I would not call it artificially produced. It is an extract like if you extract salt from seawater or chlorophyll from plants. It is still the same just not mixed with anything😉. I should add that generally when serving Westerners Asians do add extra salt because they have found historically that Westerners like more salt than Asians would use and some people have found that was the actual cause of their headaches not the MSG. 

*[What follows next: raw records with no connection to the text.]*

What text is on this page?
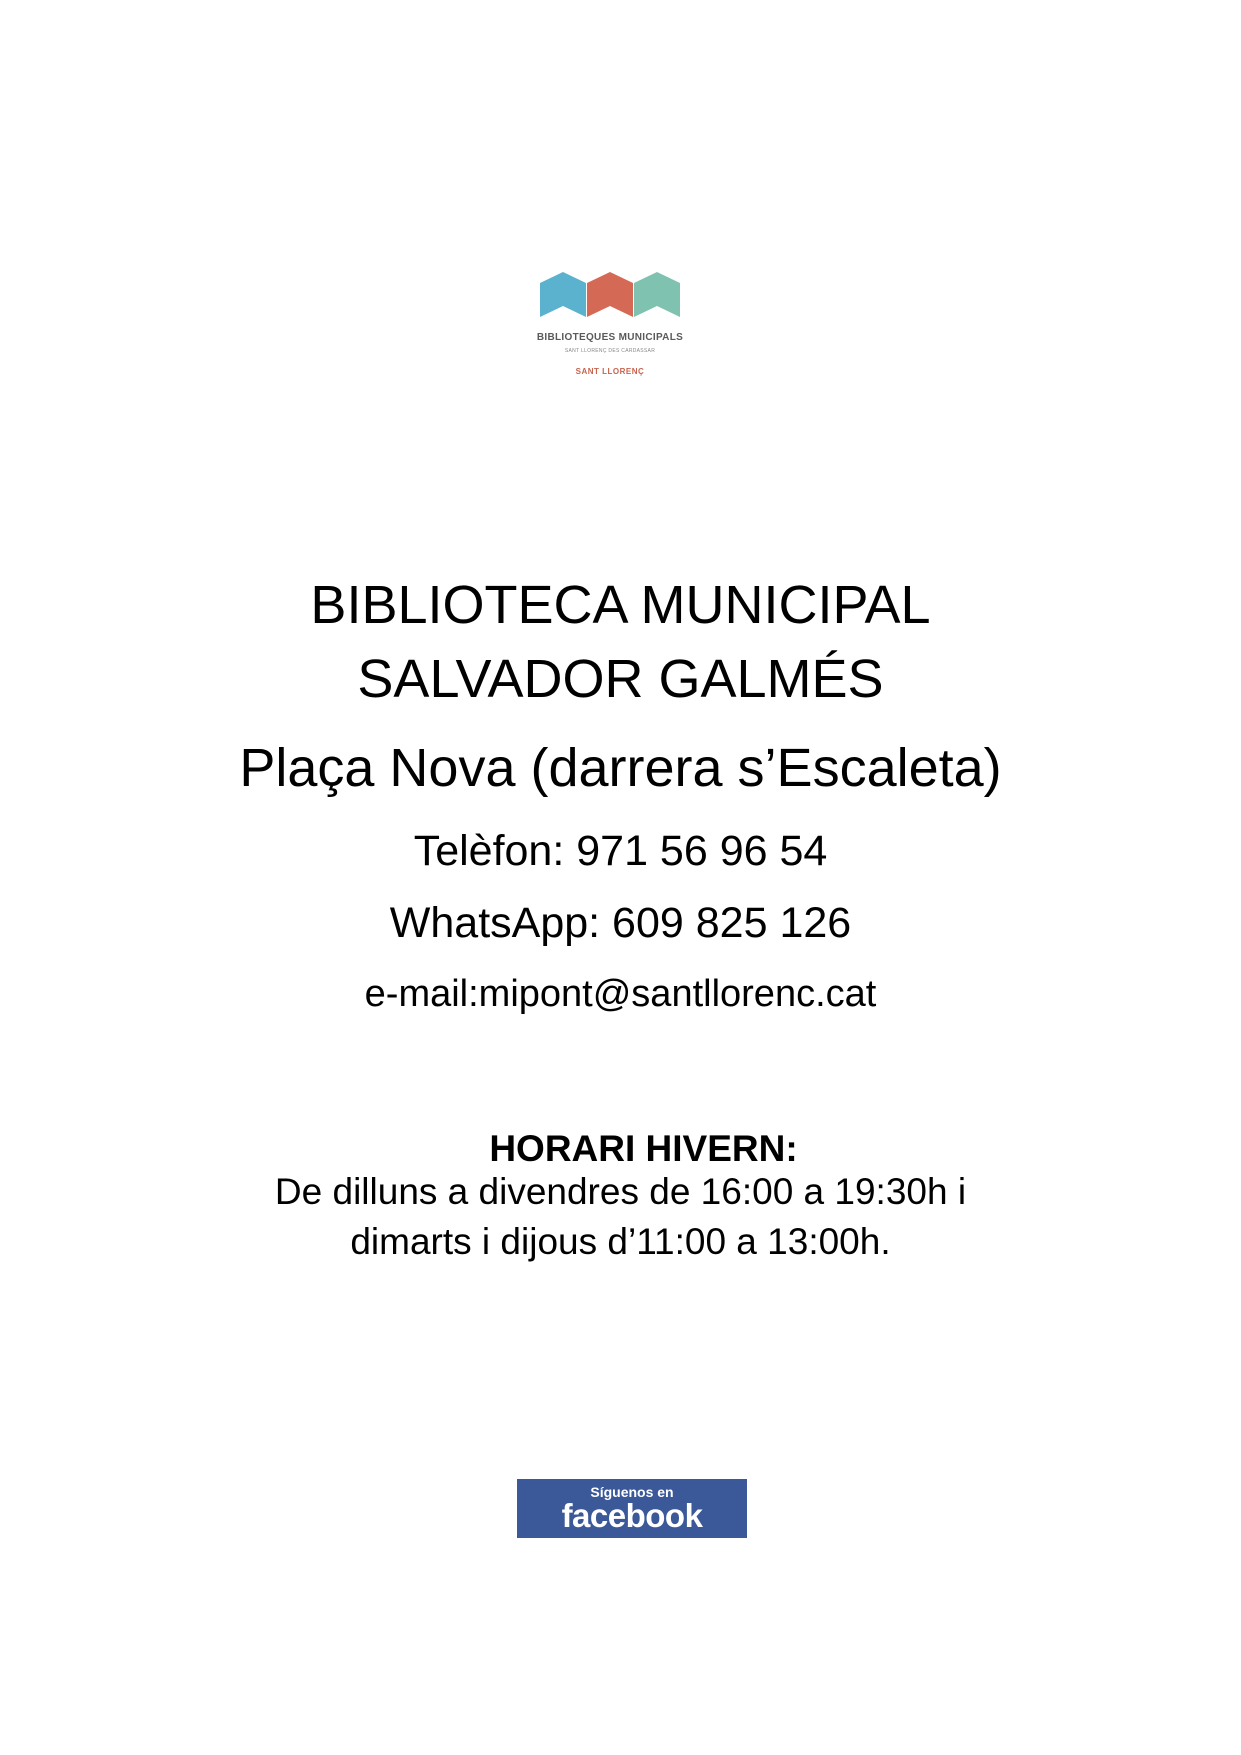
BIBLIOTEQUES MUNICIPALS
SANT LLORENÇ DES CARDASSAR
SANT LLORENÇ
BIBLIOTECA MUNICIPAL
SALVADOR GALMÉS
Plaça Nova (darrera s’Escaleta)
Telèfon: 971 56 96 54
WhatsApp: 609 825 126
e-mail:mipont@santllorenc.cat
HORARI HIVERN:
De dilluns a divendres de 16:00 a 19:30h i
dimarts i dijous d’11:00 a 13:00h.
Síguenos en
facebook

I don't think my trigger is linked to salt unless it's the combination of MSG and salt. But the first products that I noticed the link to MSG to were purchased at a Japanese grocery store. 

 

It is possible that it is a combination reaction. It's very hard to track. Certainly MSG appears to be part of the trigger. I wonder if it's a quantity thing? That reaction happened a few years after I'd finally identified the artificial sweetener Aspartame as my migraine trigger. Avoiding that kept me mostly migraine free. I've always loved Asian food (although I can't eat coriander) and often picked up Asian from food courts for lunch. I'd also discovered a lovely Japanese salad dressing which we happily used for a couple of years. Then we went to Japan. No problems there, we ate Japanese meals the whole time we were there. However I did develop a slight addiction to miso soup. When we got home I bought some instant miso soup for the occasional snack. After a few weeks of having those 2-3 times a week I started getting migraines again. So I stopped having the soup. A couple of weeks later I had a salad using the Japanese salad dressing and got a migraine. The obvious link between the two was MSG. To cut a long story a bit shorter I've avoided MSG in products I cook with since then and have had no migraines. Occasionally I get one after going to a new restaurant or food court outlet so avoid those as well. But since I do eat a fair bit of Asian food still either I've been very lucky or, as you suggest, it's not a straightforward trigger.

 

The really strange thing, which still perplexes me, is why a product I could eat with no problems suddenly caused a reaction.